George Lucas’ debut feature about a dystopian future society forms the third part of my 30-day film program.
For newcomers, the deal is that I must watch a film every day and make notes about it, with the following rules:
I’ve already seen it
I must make notes whilst I’m watching it.
Pauses are allowed but the viewing must all be one session.
It can’t be a cinema release.
The point is to capture my instant thoughts about a movie and my overall film diet for 30 days, as well as post interesting links to the film in question.
Here are my notes onTHX 1138 (1971) which I watched on a Blu-ray on Saturday 24th March.
[Warning! Spoilers ahead]
Begins with an old episode of Buck Rogers (!)
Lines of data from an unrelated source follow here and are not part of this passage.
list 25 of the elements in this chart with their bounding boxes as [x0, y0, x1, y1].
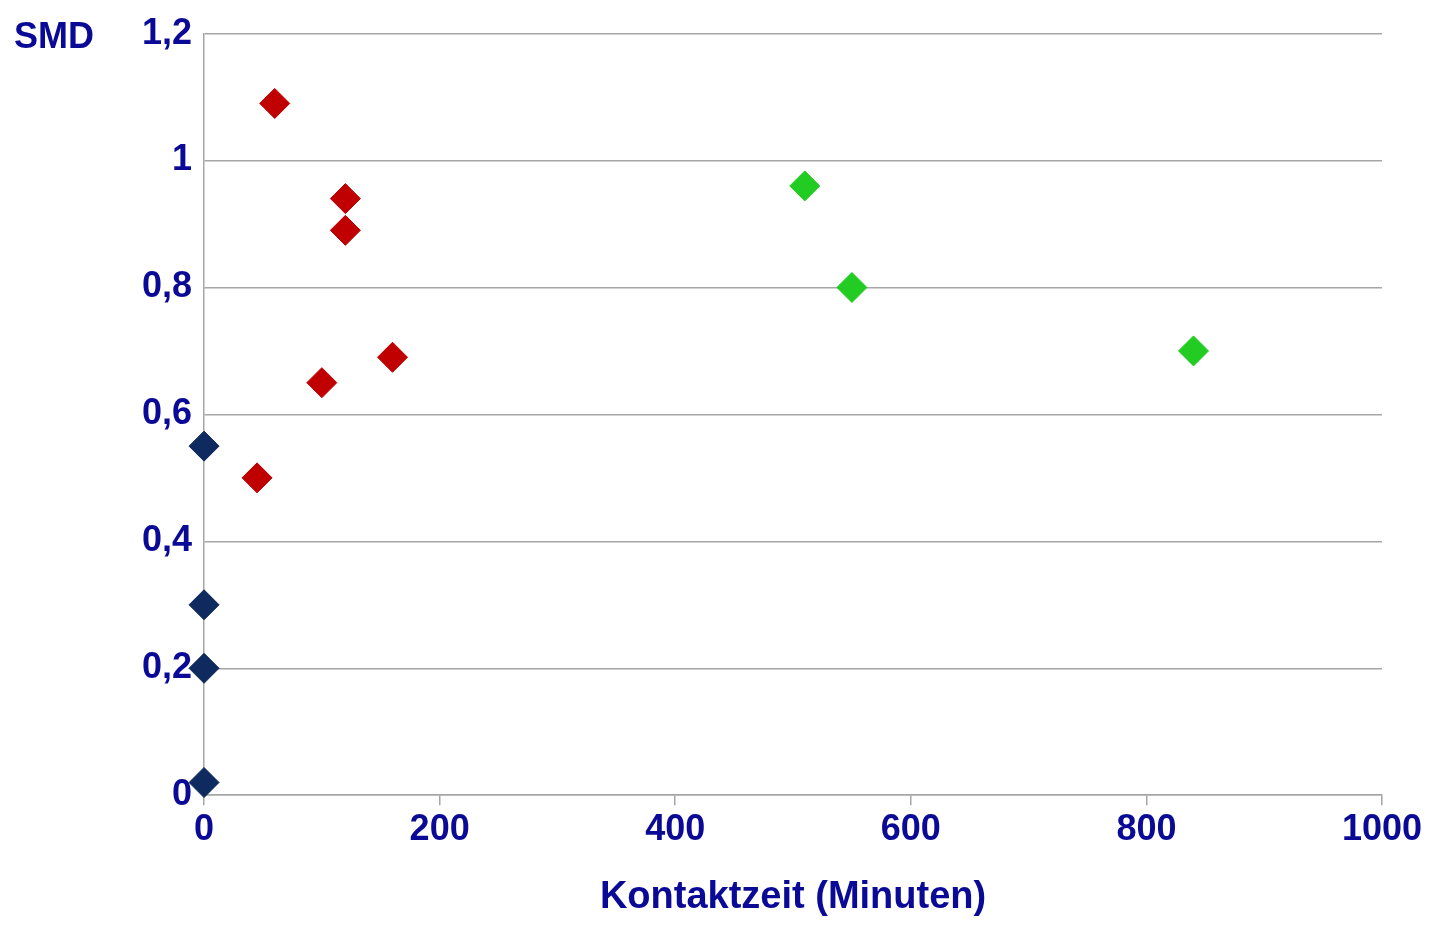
x-tick-label: 1000 — [1341, 806, 1423, 848]
point — [259, 87, 291, 119]
point — [329, 183, 361, 215]
y-tick-label: 1 — [172, 137, 193, 179]
x-axis-title: Kontaktzeit (Minuten) — [599, 873, 987, 916]
y-tick-label: 0,2 — [142, 645, 193, 687]
point — [836, 271, 868, 303]
point — [188, 589, 220, 621]
x-tick-label: 600 — [880, 806, 941, 848]
y-tick-label: 0,8 — [142, 264, 193, 306]
point — [1178, 335, 1210, 367]
point — [306, 367, 338, 399]
point — [188, 430, 220, 462]
point — [789, 170, 821, 202]
y-axis-title: SMD — [14, 14, 94, 56]
x-tick-label: 800 — [1116, 806, 1177, 848]
point — [241, 462, 273, 494]
x-tick-label: 200 — [409, 806, 470, 848]
point — [329, 214, 361, 246]
x-tick-label: 400 — [645, 806, 706, 848]
y-tick-label: 0,4 — [142, 518, 193, 560]
point — [377, 341, 409, 373]
y-tick-label: 0 — [172, 772, 193, 814]
y-tick-label: 0,6 — [142, 391, 193, 433]
y-tick-label: 1,2 — [142, 10, 193, 52]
Titles going from top to bottom reflects the underground nature of the society in film – I can’t think of another film outside Gaspar Noe’s IRREVERSIBLE (2002) that uses this device and that film used it for the end credits
Widescreen lensing is impressive – it was shot using Techniscope, a cheaper alternative to 35mm anamorphic which Leone used on his Spaghetti Westerns
Sound design immediately apparent as a key part of the film
Phrase “consumption is being standardised” repeated over and over
Appropriate because the shopping mall
Walter Murch co-wrote the screenplay and was obviously closely involved in the sound design
What the hell is going with the lizard in the wires?!
Sense of despair reflective of the cultural malaise of the late 60s and early 70s
The idea of a controlling futuristic society was possibly a big influence on THE MATRIX (1999)
Did the hologram sex channel influence MINORITY REPORT (2002)?
When Duvall confesses about his room mate, it is almost like a Catholic confession or a session with a psychiatrist
The slogan “buy more” has a certain irony when it comes to the issue of Star Wars merchandising
Imaginative use of low budget sets
Futuristic officers seem to be influenced by the police who cracked skulls on campuses during the Vietnam
There is even a TV channel which shows officers beating someone – predicting the Rodney King incident by 20 years! That case also played a key role in TERMINATOR 2 (1991).
Issue of sedation prefigures the issue of antidepressants
The idea of workers trapped inside white anti-septic clothing is an effective idea
Widescreen compositions must have made this a nightmare to pan and scan
Pre-digital era effects are deeply impressive
The robot that Duvall is working on just before the mind block looks C-3PO from STAR WARS (1977)
A computerised industrial society where people are drones has chilling resonances with today’s inter generational struggle, which is also a theme of THE HUNGER GAMES (2012)
Ironic that Donald Pleasance is in a film where everyone is bald.
Lucas was frustrated at how Duvall would get a scene in take one and Pleasance would take several. In a pre-digital world this was probably a nightmare for the chemistry of a particular scene and maybe led Lucas to pursue digital solutions
Nice touch that Duvall’s character is actually building the robotic officers who oppress him
The evils of bureaucracy is a persistent theme and the questioning of authority is essentially the whole point of the film.
Ironic that the McCarthy era America was paranoid about Communism and it became an oppressive state itself.
The ‘white prison’ is a very striking idea, later explored in Lecter’s jail cell in Michael Mann’s MANHUNTER (1986) and then reversed in Jonathan Demme’s THE SILENCE OF THE LAMBS (1991).
It is also a highly effective ‘visual effect’ as it creates an illusion of depth – an optical trick that predates the use of green screen by 25 years
The voices possible influenced by 2001: A SPACE ODYSSEY (1968)
Couple’s love making being interrupted is symbolic of the sexual Puritanism and hypocrisy of the 1950s era which Lucas grew up in.
Approach to the issue of drugs is interesting. It goes for an Brave New World approach where drug taking is an oppressive and enforced act rather than a rebellious act. Philip K Dick also explored similar territory in A SCANNER DARKLY (2006).
Excellent use of locations and sets, augmented by Murch’s great sound design.
Lalo Schifrin’s score is very effective and moodier than his ones for DIRTY HARRY (1971) and the Mission Impossible.
In particular the car chase at the end is a masterful use of sound which makes the sequence feel bigger and more realistic
Cars are also important in AMERICAN GRAFFITI (1973) albeit in a wildly different context
The voices throughout are ‘comfortingly sinister’ which makes it an effective metaphor for communist regimes.
But it could also be seen as an indictment of 1950/60s capitalism which encouraged conformity
It could also be seen as obliquely referencing the Holocaust e.g. people as numbers and the enforced shaven heads
The closing sequence is actually very similar to THE TRUMAN SHOW (1998).
Final shot is hopeful for what some interpret as a bleak film.